The disease is characterized by

• a polymorphic clinical presentation with coexistence of:
  • non-inflammatory lesions (closed and open comedones)
  • inflammatory lesions (papules, pustules, nodules)
• a large variety in acne severity
  • mild
  • moderate
  • more severe courses

The most common form of acne is acne vulgaris, typically occurring on the face, back and chest. Several physiological and environmental factors such as ultraviolet light and stress may modify acne. The physical signs of acne are seborrhea, non-inflamed and inflamed lesions and scarring.

Three types of non-inflammatory lesions can be distinguished:

• microcomedones (clinically not visible)
• whiteheads
• blackheads.

Inflammatory lesions may either be

• superficial papules or pustules
• deep pustules
• nodules.

Most patients will display a variety of clinical lesions, although some extremes do exist (with inflammatory lesions only or with extensive comedonal acne).

Pathophysiology

The development of acne centers on the interaction of the following major pathogenic factors:

Hyperseborrhea

Most acne patients suffer from hyperseborrhea, an increased sebum production. The sebaceous gland and the pilosebaceous duct are mainly controlled by androgens. In rare cases of acne (androgenic acne) patients have increased androgen blood levels (hyperandrogenism) causing symptoms like severe hypersborrhea, male pattern alopecia, hirsutism, deepening of the voice, etc. (see www.diane35.com).

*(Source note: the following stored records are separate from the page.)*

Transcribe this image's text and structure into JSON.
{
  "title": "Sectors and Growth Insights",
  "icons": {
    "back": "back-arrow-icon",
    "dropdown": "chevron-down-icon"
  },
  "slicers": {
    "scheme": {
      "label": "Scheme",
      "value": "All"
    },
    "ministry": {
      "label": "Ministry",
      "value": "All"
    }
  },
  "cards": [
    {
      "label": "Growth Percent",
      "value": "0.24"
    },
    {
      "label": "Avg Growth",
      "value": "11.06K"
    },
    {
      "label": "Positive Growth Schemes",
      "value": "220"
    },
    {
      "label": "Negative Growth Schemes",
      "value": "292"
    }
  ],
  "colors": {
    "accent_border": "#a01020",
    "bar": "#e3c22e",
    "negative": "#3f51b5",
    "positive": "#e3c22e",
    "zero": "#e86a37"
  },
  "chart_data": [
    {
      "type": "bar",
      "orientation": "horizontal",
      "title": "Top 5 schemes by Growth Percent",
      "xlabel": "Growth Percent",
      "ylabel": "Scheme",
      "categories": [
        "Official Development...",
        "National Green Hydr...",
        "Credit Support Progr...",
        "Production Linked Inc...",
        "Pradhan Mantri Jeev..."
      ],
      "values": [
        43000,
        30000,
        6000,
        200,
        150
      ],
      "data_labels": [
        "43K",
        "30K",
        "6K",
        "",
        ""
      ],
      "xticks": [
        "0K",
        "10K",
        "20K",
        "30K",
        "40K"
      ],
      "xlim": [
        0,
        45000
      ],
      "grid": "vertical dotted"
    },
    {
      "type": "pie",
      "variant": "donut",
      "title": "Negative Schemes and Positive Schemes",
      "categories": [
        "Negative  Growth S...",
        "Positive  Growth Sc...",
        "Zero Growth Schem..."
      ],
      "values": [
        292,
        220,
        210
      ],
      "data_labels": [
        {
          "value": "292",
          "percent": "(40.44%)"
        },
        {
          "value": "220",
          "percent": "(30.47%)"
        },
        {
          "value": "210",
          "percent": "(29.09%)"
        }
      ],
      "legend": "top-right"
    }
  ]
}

The majority of female patients though, does not show increased levels of circulating androgens nor an endocrine disorder.

Ductal hypercornification

An increased production of ductal keratinocytes and/or an inadequate desquamation of ductal corneocytes produces comedones.

Bacterial colonization and inflammation

The combination of sebum and desquamated cells provides an environment that promotes the proliferation of three different organisms:

• Staphylococcus epidermidis
• Malassezia furfur
• Propionibacterium acnes,

the latter being the most common microorganism in inflammatory acne lesions.

P. acnes is capable of hydrolyzing the triglycerides found in sebum into glycerol and free fatty acids (FFA). The FFA act as an irritant, thus eliciting pro-inflammatory reactions and potentially promoting the rupture of the follicular wall. The subsequent release of keratin-enriched corneocytes and sebum into the dermis leads to further inflammation.